Maybe, she thought, as she hid in the cupboard, it might take her to London. Then she could give Danny his present. But it had been going very slowly. It could take ages. Almost as long as it had taken her and Mama to get here in that big lorry all the way from their homeland.

‘Lily! Lily!’

The voices were coming closer. She could hear people talking. The same people who were driving the boat. Lily had learned many English words from playing with Billy and Danny. She could pick up some now.

There were other phrases that she didn’t understand. What did ‘Just come from the south?’ mean. She needed to find out. Mama said she had a good ear for language. It would take them far.

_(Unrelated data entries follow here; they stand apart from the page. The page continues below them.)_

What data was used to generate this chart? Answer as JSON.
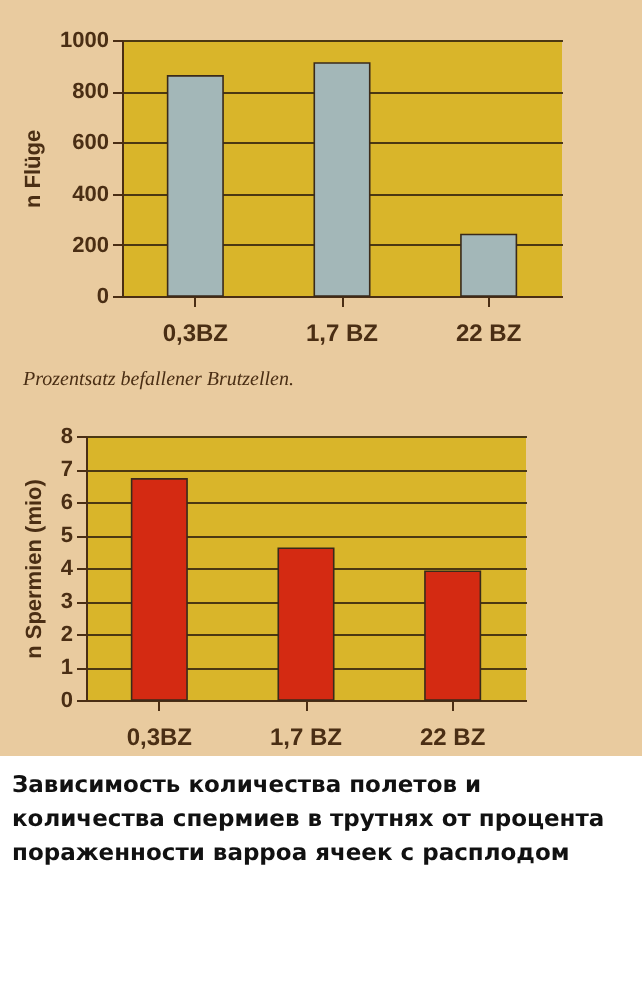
{
  "chart_data": [
    {
      "type": "bar",
      "categories": [
        "0,3BZ",
        "1,7 BZ",
        "22 BZ"
      ],
      "values": [
        860,
        910,
        240
      ],
      "color": "#a3b7b8",
      "ylabel": "n Flüge",
      "xlabel": "Prozentsatz befallener Brutzellen.",
      "ylim": [
        0,
        1000
      ],
      "yticks": [
        0,
        200,
        400,
        600,
        800,
        1000
      ],
      "grid": "y"
    },
    {
      "type": "bar",
      "categories": [
        "0,3BZ",
        "1,7 BZ",
        "22 BZ"
      ],
      "values": [
        6.7,
        4.6,
        3.9
      ],
      "color": "#d42a12",
      "ylabel": "n Spermien (mio)",
      "ylim": [
        0,
        8
      ],
      "yticks": [
        0,
        1,
        2,
        3,
        4,
        5,
        6,
        7,
        8
      ],
      "grid": "y",
      "annotations": [
        "Зависимость количества полетов и количества спермиев в трутнях от процента пораженности варроа ячеек с расплодом"
      ]
    }
  ]
}
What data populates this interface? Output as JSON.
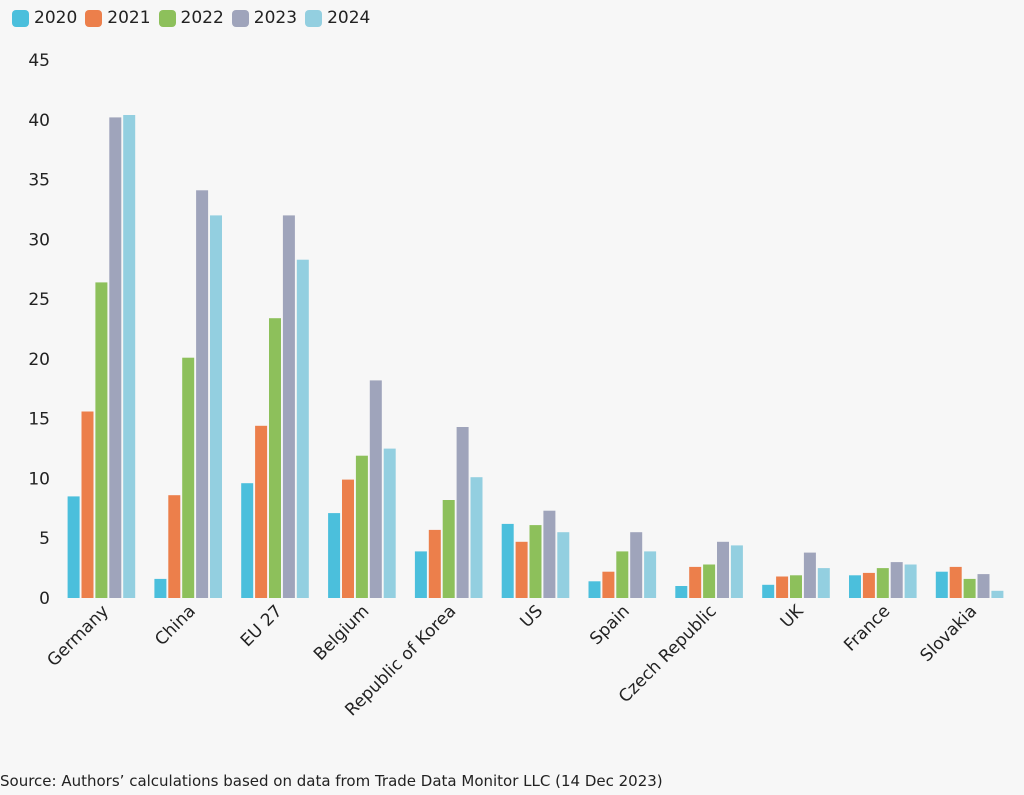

Footsteps! She could hear people coming down the steps into the boat. The voices were now right outside her cupboard home! Lily’s throat tightened as though someone had put a rope round it, which is what Mama had said might happen if they were caught in the lorry.

‘No! No!’ she cried out.

But the doors were opening and there was a woman standing there with a black hat on and a black coat. No, she screamed again. And then she started singing. Singing the song they’d learned at nursery because even though she didn’t understand all the words, they made her feel better. Besides, when Dillon had got locked in the car, they had sung the song with Mrs Merryfield and then a nice man had come along and let him out.

‘We are the little Puddleducks …’

‘It’s all right, Lily,’ said the strange voice. ‘I’m a policewoman, dear. You’re safe now.’

Lily looked up at her in disgust. For some reason, now they were face to face, the fear had gone. Be brave, her mother had said. Always be brave, especially if the people in black uniform found them.